The great mimicker: A rare case of Iliopsoas abscess associated with vertebral and sacroiliac osteomyelitis

Jeong-moh John YAHNG
  • Jeong-moh John YAHNG
  • Western Health, Victoria, Australia
  • Google Scholar
  • Lei YING
  • Western Health, Victoria, Australia
  • Google Scholar

  •  Received: 12 November 2018
  •  Accepted: 28 January 2019
  •  Published: 28 February 2019


A 21-year-old, recent Indian migrant to Australia, presented to the Emergency Department with a 3-week history of worsening right buttock and thigh pain and weakness, associated with fever of up to 39°C and weight loss of 3 kg.

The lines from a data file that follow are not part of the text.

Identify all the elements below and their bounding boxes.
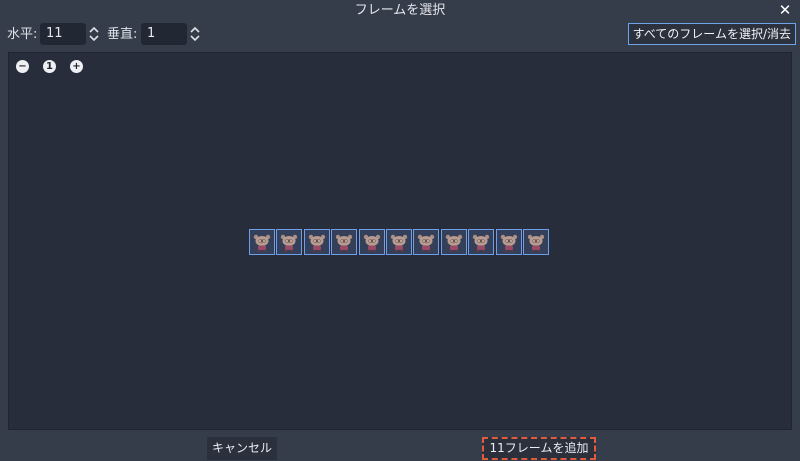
select-clear-all-frames-button[interactable]: すべてのフレームを選択/消去 (627, 23, 796, 45)
character-sprite-icon (472, 234, 490, 252)
frame-preview-canvas[interactable]: − 1 + (8, 52, 792, 430)
horizontal-value: 11 (46, 26, 63, 41)
vertical-spinbox[interactable]: 1 (141, 23, 187, 45)
frame-thumbnail[interactable] (413, 229, 440, 255)
zoom-reset-icon[interactable]: 1 (43, 60, 56, 73)
grid-toolbar: 水平: 11 垂直: 1 すべてのフレームを選択/消去 (0, 22, 800, 48)
frame-thumbnail[interactable] (523, 229, 549, 255)
vertical-updown-icon[interactable] (188, 24, 202, 44)
character-sprite-icon (527, 234, 545, 252)
dialog-title: フレームを選択 (354, 3, 446, 18)
frame-thumbnail[interactable] (358, 229, 385, 255)
character-sprite-icon (253, 234, 271, 252)
vertical-value: 1 (147, 26, 156, 41)
character-sprite-icon (418, 234, 435, 252)
character-sprite-icon (445, 234, 462, 252)
character-sprite-icon (390, 234, 408, 252)
frame-thumbnail[interactable] (303, 229, 330, 255)
frame-thumbnail[interactable] (276, 229, 303, 255)
close-icon[interactable]: ✕ (776, 2, 794, 20)
character-sprite-icon (308, 234, 325, 252)
zoom-out-icon[interactable]: − (16, 60, 29, 73)
add-frames-button[interactable]: 11フレームを追加 (482, 437, 596, 460)
frame-thumbnail[interactable] (495, 229, 522, 255)
frame-thumbnail[interactable] (331, 229, 358, 255)
vertical-label: 垂直: (107, 27, 138, 42)
zoom-in-icon[interactable]: + (70, 60, 83, 73)
horizontal-updown-icon[interactable] (87, 24, 101, 44)
horizontal-spinbox[interactable]: 11 (40, 23, 86, 45)
character-sprite-icon (500, 234, 517, 252)
frame-thumbnail[interactable] (440, 229, 467, 255)
character-sprite-icon (335, 234, 353, 252)
select-frames-dialog: フレームを選択 ✕ 水平: 11 垂直: 1 すべてのフレームを選択/消去 − … (0, 0, 800, 461)
character-sprite-icon (281, 234, 298, 252)
horizontal-label: 水平: (7, 27, 38, 42)
frame-thumbnail[interactable] (386, 229, 412, 255)
frame-thumbnail[interactable] (468, 229, 495, 255)
character-sprite-icon (363, 234, 380, 252)
frame-thumbnail[interactable] (249, 229, 275, 255)
cancel-button[interactable]: キャンセル (207, 437, 277, 460)
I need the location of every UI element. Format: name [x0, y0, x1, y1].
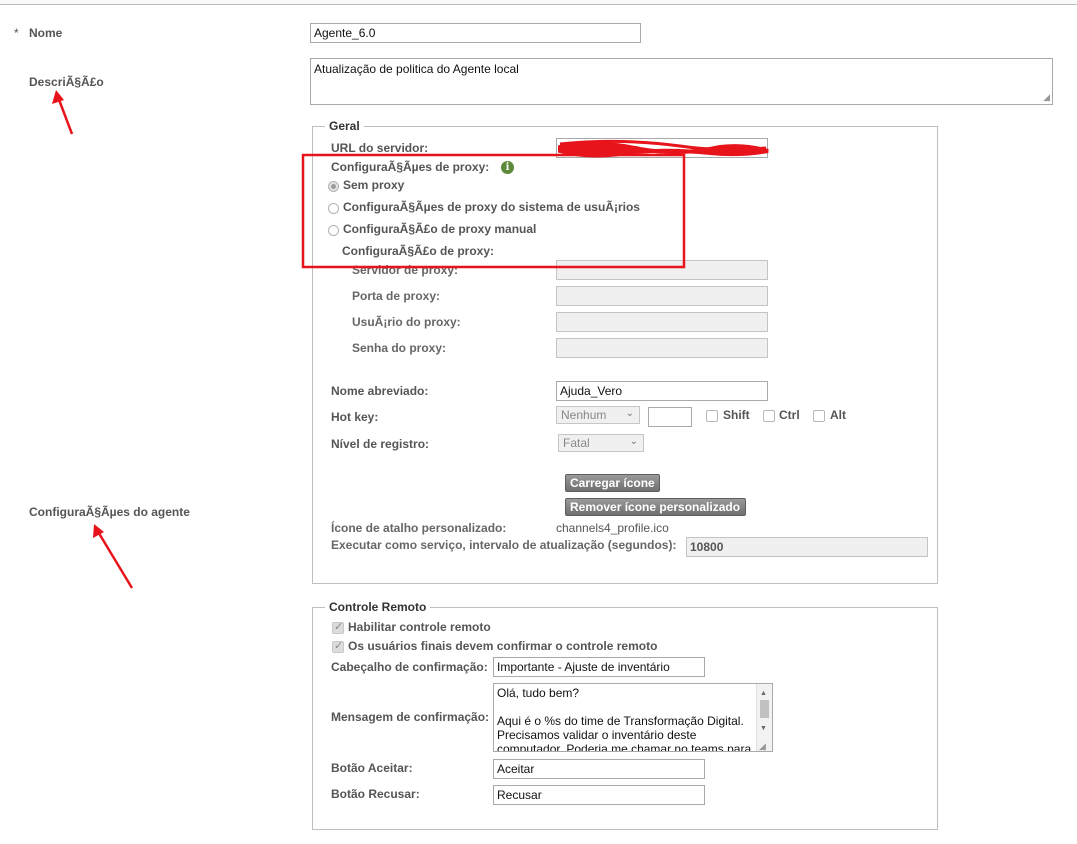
annotation-box: [301, 153, 686, 269]
arrow-head-icon: [52, 90, 64, 104]
annotation-arrow: [95, 529, 134, 589]
annotation-overlay: [52, 90, 769, 589]
arrow-head-icon: [93, 524, 104, 538]
annotation-arrow: [56, 96, 74, 135]
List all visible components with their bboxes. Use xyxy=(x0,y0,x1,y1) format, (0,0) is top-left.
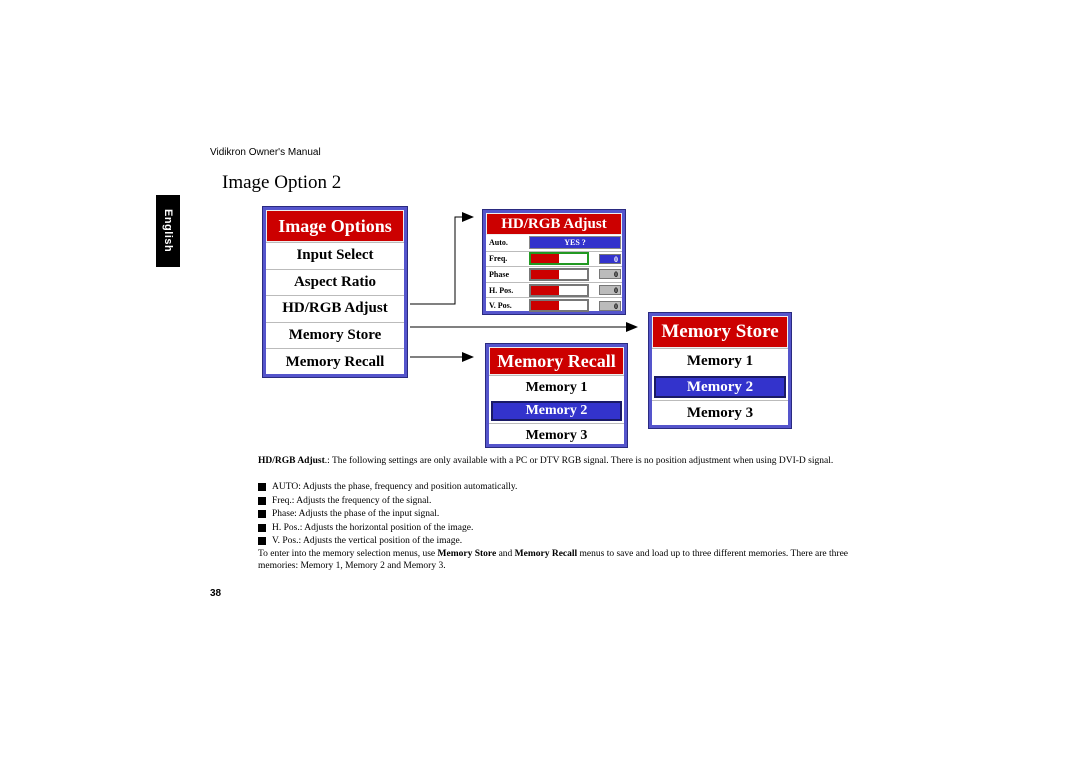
bullet-square-icon xyxy=(258,496,266,505)
page-number: 38 xyxy=(210,588,222,599)
arrowhead-hdrgb xyxy=(462,212,474,222)
memory-desc-text: To enter into the memory selection menus… xyxy=(258,549,438,559)
bullet-vpos: V. Pos.: Adjusts the vertical position o… xyxy=(258,535,462,547)
memory-recall-term: Memory Recall xyxy=(514,549,578,559)
arrowhead-recall xyxy=(462,352,474,362)
bullet-auto: AUTO: Adjusts the phase, frequency and p… xyxy=(258,481,517,493)
arrowhead-store xyxy=(626,322,638,332)
arrow-to-hdrgb xyxy=(410,216,462,305)
memory-desc-text: and xyxy=(496,549,515,559)
bullet-freq: Freq.: Adjusts the frequency of the sign… xyxy=(258,495,431,507)
bullet-text: AUTO: Adjusts the phase, frequency and p… xyxy=(272,482,518,492)
bullet-square-icon xyxy=(258,523,266,532)
hdrgb-term: HD/RGB Adjust xyxy=(258,456,325,466)
hdrgb-desc-text: .: The following settings are only avail… xyxy=(324,456,834,466)
bullet-text: V. Pos.: Adjusts the vertical position o… xyxy=(272,536,463,546)
hdrgb-description: HD/RGB Adjust.: The following settings a… xyxy=(258,455,868,467)
bullet-text: Phase: Adjusts the phase of the input si… xyxy=(272,509,440,519)
bullet-square-icon xyxy=(258,510,266,518)
memory-store-term: Memory Store xyxy=(437,549,497,559)
bullet-text: Freq.: Adjusts the frequency of the sign… xyxy=(272,495,432,506)
bullet-phase: Phase: Adjusts the phase of the input si… xyxy=(258,508,439,520)
bullet-square-icon xyxy=(258,537,266,545)
connector-arrows xyxy=(410,212,638,362)
bullet-hpos: H. Pos.: Adjusts the horizontal position… xyxy=(258,522,473,534)
memory-description: To enter into the memory selection menus… xyxy=(258,548,868,572)
bullet-text: H. Pos.: Adjusts the horizontal position… xyxy=(272,522,474,533)
bullet-square-icon xyxy=(258,483,266,491)
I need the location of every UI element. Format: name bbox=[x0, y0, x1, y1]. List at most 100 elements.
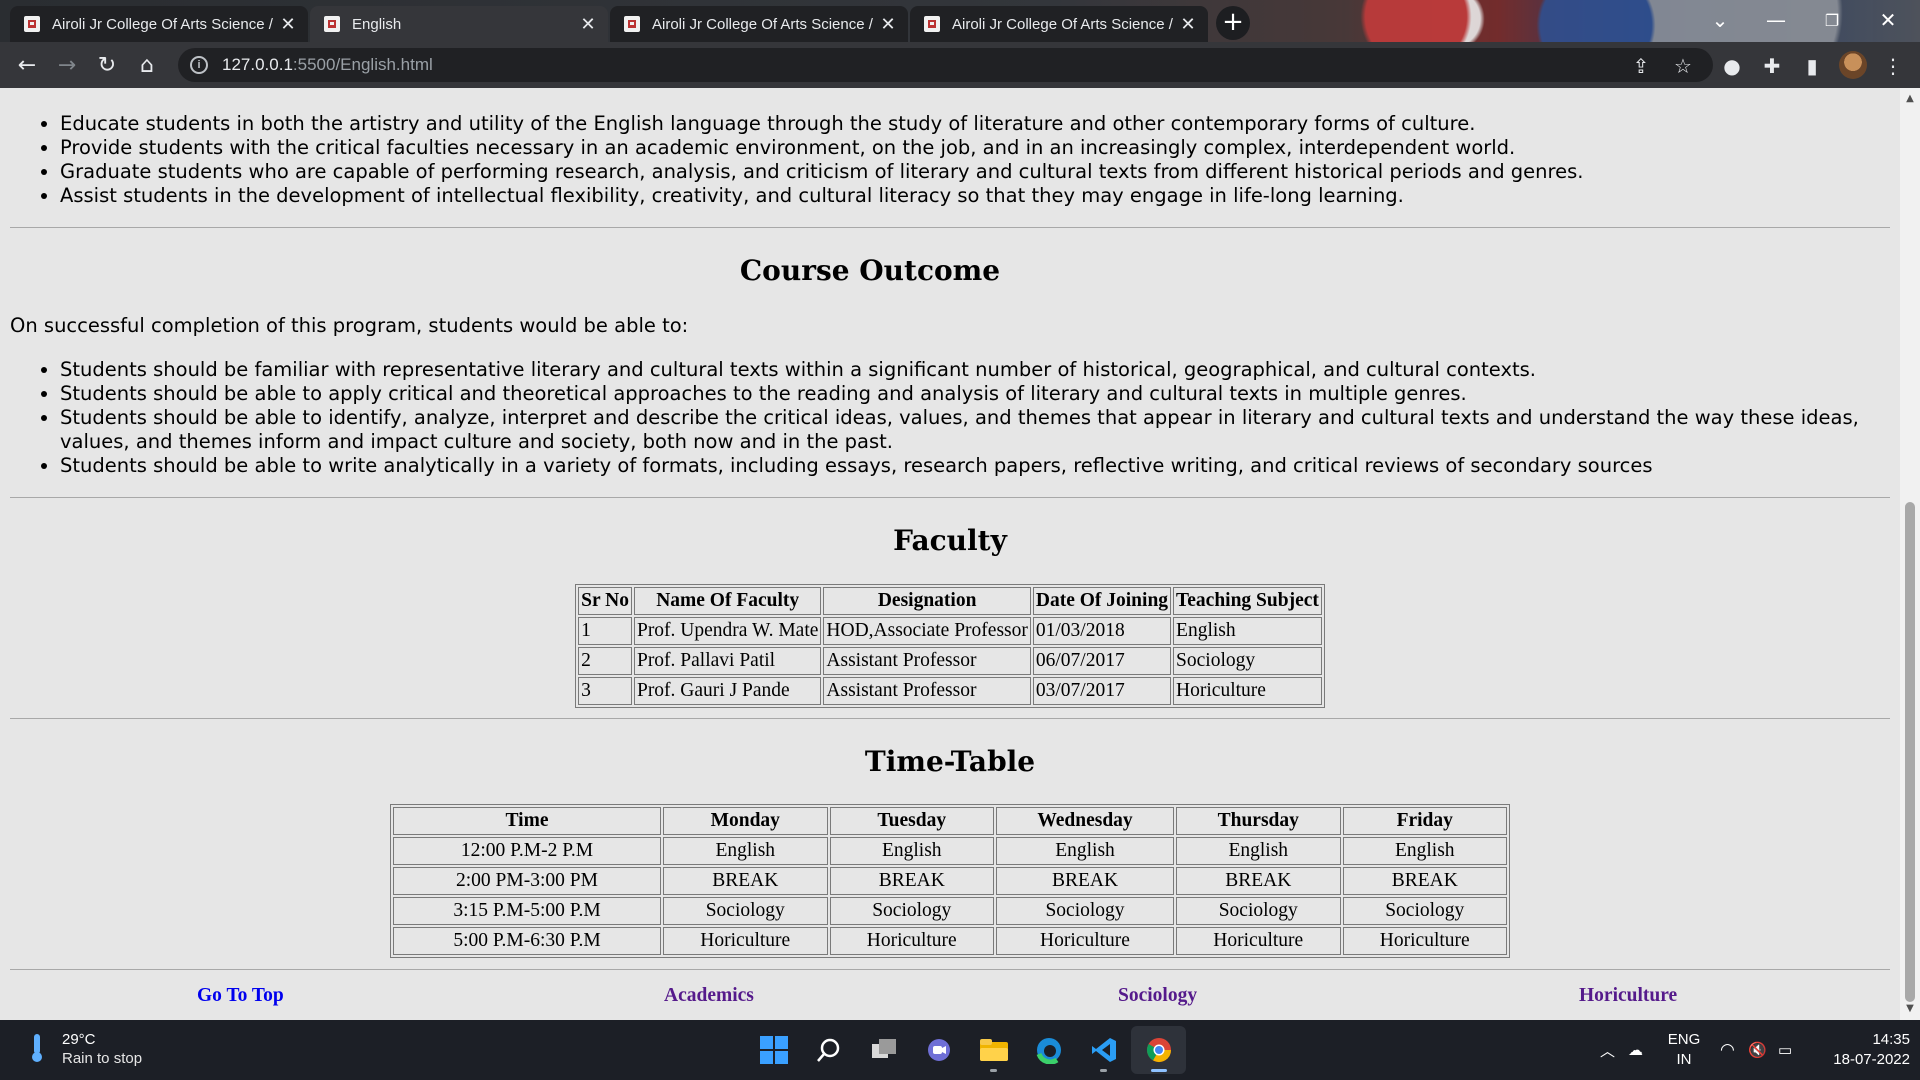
weather-widget[interactable]: 29°C Rain to stop bbox=[30, 1030, 142, 1068]
favicon-icon bbox=[24, 16, 40, 32]
chrome-icon[interactable] bbox=[1131, 1026, 1186, 1074]
forward-icon[interactable]: → bbox=[53, 51, 81, 79]
thermometer-icon bbox=[30, 1034, 44, 1064]
onedrive-cloud-icon[interactable]: ☁ bbox=[1628, 1020, 1643, 1080]
scrollbar-thumb[interactable] bbox=[1905, 502, 1915, 1002]
edge-icon[interactable] bbox=[1021, 1026, 1076, 1074]
close-tab-icon[interactable]: ✕ bbox=[1178, 14, 1198, 34]
chat-icon[interactable] bbox=[911, 1026, 966, 1074]
scroll-up-icon[interactable]: ▲ bbox=[1905, 94, 1915, 104]
scroll-down-icon[interactable]: ▼ bbox=[1905, 1004, 1915, 1014]
go-to-top-link[interactable]: Go To Top bbox=[197, 985, 284, 1007]
windows-start-icon[interactable] bbox=[746, 1026, 801, 1074]
system-clock[interactable]: 14:35 18-07-2022 bbox=[1810, 1030, 1910, 1070]
close-tab-icon[interactable]: ✕ bbox=[578, 14, 598, 34]
browser-tab-4[interactable]: Airoli Jr College Of Arts Science / ✕ bbox=[910, 6, 1208, 42]
page-scrollbar[interactable]: ▲ ▼ bbox=[1900, 88, 1920, 1020]
browser-tab-1[interactable]: Airoli Jr College Of Arts Science / ✕ bbox=[10, 6, 308, 42]
table-cell: Horiculture bbox=[996, 927, 1174, 955]
table-cell: BREAK bbox=[829, 867, 994, 895]
sociology-link[interactable]: Sociology bbox=[1118, 985, 1197, 1007]
menu-kebab-icon[interactable]: ⋮ bbox=[1880, 53, 1906, 79]
table-cell: Horiculture bbox=[1176, 927, 1341, 955]
tab-title: English bbox=[352, 15, 402, 33]
favicon-icon bbox=[624, 16, 640, 32]
weather-description: Rain to stop bbox=[62, 1050, 143, 1067]
volume-muted-icon[interactable]: 🔇 bbox=[1748, 1020, 1767, 1080]
task-view-icon[interactable] bbox=[856, 1026, 911, 1074]
table-cell: 1 bbox=[578, 617, 632, 645]
horiculture-link[interactable]: Horiculture bbox=[1579, 985, 1677, 1007]
column-header: Designation bbox=[823, 587, 1031, 615]
tab-search-icon[interactable]: ⌄ bbox=[1692, 0, 1748, 40]
table-cell: English bbox=[1342, 837, 1507, 865]
timetable-table: Time Monday Tuesday Wednesday Thursday F… bbox=[390, 804, 1510, 958]
search-icon[interactable] bbox=[801, 1026, 856, 1074]
list-item: Students should be able to apply critica… bbox=[60, 382, 1880, 406]
close-tab-icon[interactable]: ✕ bbox=[878, 14, 898, 34]
tab-title: Airoli Jr College Of Arts Science / bbox=[652, 15, 873, 33]
column-header: Wednesday bbox=[996, 807, 1174, 835]
side-panel-icon[interactable]: ▮ bbox=[1799, 53, 1825, 79]
site-info-icon[interactable]: i bbox=[190, 56, 208, 74]
table-cell: Horiculture bbox=[1342, 927, 1507, 955]
table-cell: Horiculture bbox=[1173, 677, 1322, 705]
table-cell: English bbox=[1173, 617, 1322, 645]
show-hidden-icons-icon[interactable]: ︿ bbox=[1600, 1020, 1615, 1080]
divider bbox=[10, 969, 1890, 970]
table-row: 2 Prof. Pallavi Patil Assistant Professo… bbox=[578, 647, 1322, 675]
close-tab-icon[interactable]: ✕ bbox=[278, 14, 298, 34]
table-cell: Prof. Upendra W. Mate bbox=[633, 617, 822, 645]
share-icon[interactable]: ⇪ bbox=[1628, 53, 1654, 79]
reload-icon[interactable]: ↻ bbox=[93, 51, 121, 79]
bookmark-star-icon[interactable]: ☆ bbox=[1670, 53, 1696, 79]
extension-circle-icon[interactable]: ● bbox=[1719, 53, 1745, 79]
list-item: Assist students in the development of in… bbox=[60, 184, 1880, 208]
academics-link[interactable]: Academics bbox=[664, 985, 754, 1007]
minimize-icon[interactable]: — bbox=[1748, 0, 1804, 40]
browser-tab-2[interactable]: English ✕ bbox=[310, 6, 608, 42]
weather-temperature: 29°C bbox=[62, 1031, 96, 1048]
table-cell: 03/07/2017 bbox=[1032, 677, 1172, 705]
vscode-icon[interactable] bbox=[1076, 1026, 1131, 1074]
table-cell: HOD,Associate Professor bbox=[823, 617, 1031, 645]
table-cell: BREAK bbox=[663, 867, 828, 895]
address-bar[interactable]: i 127.0.0.1:5500/English.html bbox=[178, 48, 1713, 82]
wifi-icon[interactable]: ◠ bbox=[1720, 1020, 1735, 1080]
faculty-heading: Faculty bbox=[893, 524, 1007, 557]
battery-icon[interactable]: ▭ bbox=[1778, 1020, 1792, 1080]
table-header-row: Sr No Name Of Faculty Designation Date O… bbox=[578, 587, 1322, 615]
course-outcome-intro: On successful completion of this program… bbox=[10, 314, 689, 337]
table-cell: Prof. Pallavi Patil bbox=[633, 647, 822, 675]
table-header-row: Time Monday Tuesday Wednesday Thursday F… bbox=[393, 807, 1507, 835]
extensions-puzzle-icon[interactable]: ✚ bbox=[1759, 53, 1785, 79]
column-header: Name Of Faculty bbox=[633, 587, 822, 615]
language-code: ENG bbox=[1667, 1031, 1701, 1048]
browser-tab-3[interactable]: Airoli Jr College Of Arts Science / ✕ bbox=[610, 6, 908, 42]
running-indicator bbox=[1100, 1069, 1107, 1072]
table-cell: Horiculture bbox=[829, 927, 994, 955]
table-cell: Prof. Gauri J Pande bbox=[633, 677, 822, 705]
web-page: Educate students in both the artistry an… bbox=[0, 88, 1900, 1020]
home-icon[interactable]: ⌂ bbox=[133, 51, 161, 79]
faculty-table: Sr No Name Of Faculty Designation Date O… bbox=[575, 584, 1325, 708]
divider bbox=[10, 227, 1890, 228]
profile-avatar[interactable] bbox=[1839, 51, 1867, 79]
back-icon[interactable]: ← bbox=[13, 51, 41, 79]
table-cell: 06/07/2017 bbox=[1032, 647, 1172, 675]
table-cell: English bbox=[996, 837, 1174, 865]
file-explorer-icon[interactable] bbox=[966, 1026, 1021, 1074]
language-indicator[interactable]: ENG IN bbox=[1666, 1030, 1702, 1070]
column-header: Time bbox=[393, 807, 661, 835]
url-path: :5500/English.html bbox=[292, 55, 433, 74]
new-tab-button[interactable]: + bbox=[1216, 6, 1250, 40]
table-row: 12:00 P.M-2 P.M English English English … bbox=[393, 837, 1507, 865]
restore-icon[interactable]: ❐ bbox=[1804, 0, 1860, 40]
close-window-icon[interactable]: ✕ bbox=[1860, 0, 1916, 40]
taskbar-apps bbox=[746, 1026, 1186, 1074]
column-header: Thursday bbox=[1176, 807, 1341, 835]
table-cell: 01/03/2018 bbox=[1032, 617, 1172, 645]
column-header: Tuesday bbox=[829, 807, 994, 835]
table-cell: Sociology bbox=[1342, 897, 1507, 925]
table-cell: BREAK bbox=[996, 867, 1174, 895]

On examination, the patient demonstrated a right-sided antalgic gait with a limp and weakness of right hip flexion. The patient was tachycardic with a heart rate of 140, and had  raised inflammatory markers with white blood cell count of 13.0 × 109/ L and C-reactive protein of 246 mg/L. Subsequent MRI pelvis revealed a 69 mm × 25 mm × 38 mm, right-sided iliopsoas abscess with oedema extending to the right paraspinal muscle at the level of 5th lumbar vertebra, associated with the enhancement of 5th right hemi-lumbar vertebra, the right side of the sacrum and adjacent ilium consistent with osteomyelitis of these bones. CT-guided percutaneous drainage of the iliopsoas abscess was performed, and 30 ml of haemopurulent fluid was aspirated and sent for microbial culture. Abscess cultured methicillin-sensitive Staphylococcus aureus. The patient was treated with 2 weeks of intravenous flucloxacillin, and further 3 weeks of oral flucloxacillin. At follow-up in 3 months, the patient was pain free and inflammatory markers had normalised.

Key words: Abscess, iliopsoas, osteomyelitis, drainage, CT-guided, osteomyelitis, vertebral, osteomyelitis, sacroiliac



IPA, Iliopsoas abscess; CT, Computer tomography; MRI, Magnetic resonance imaging.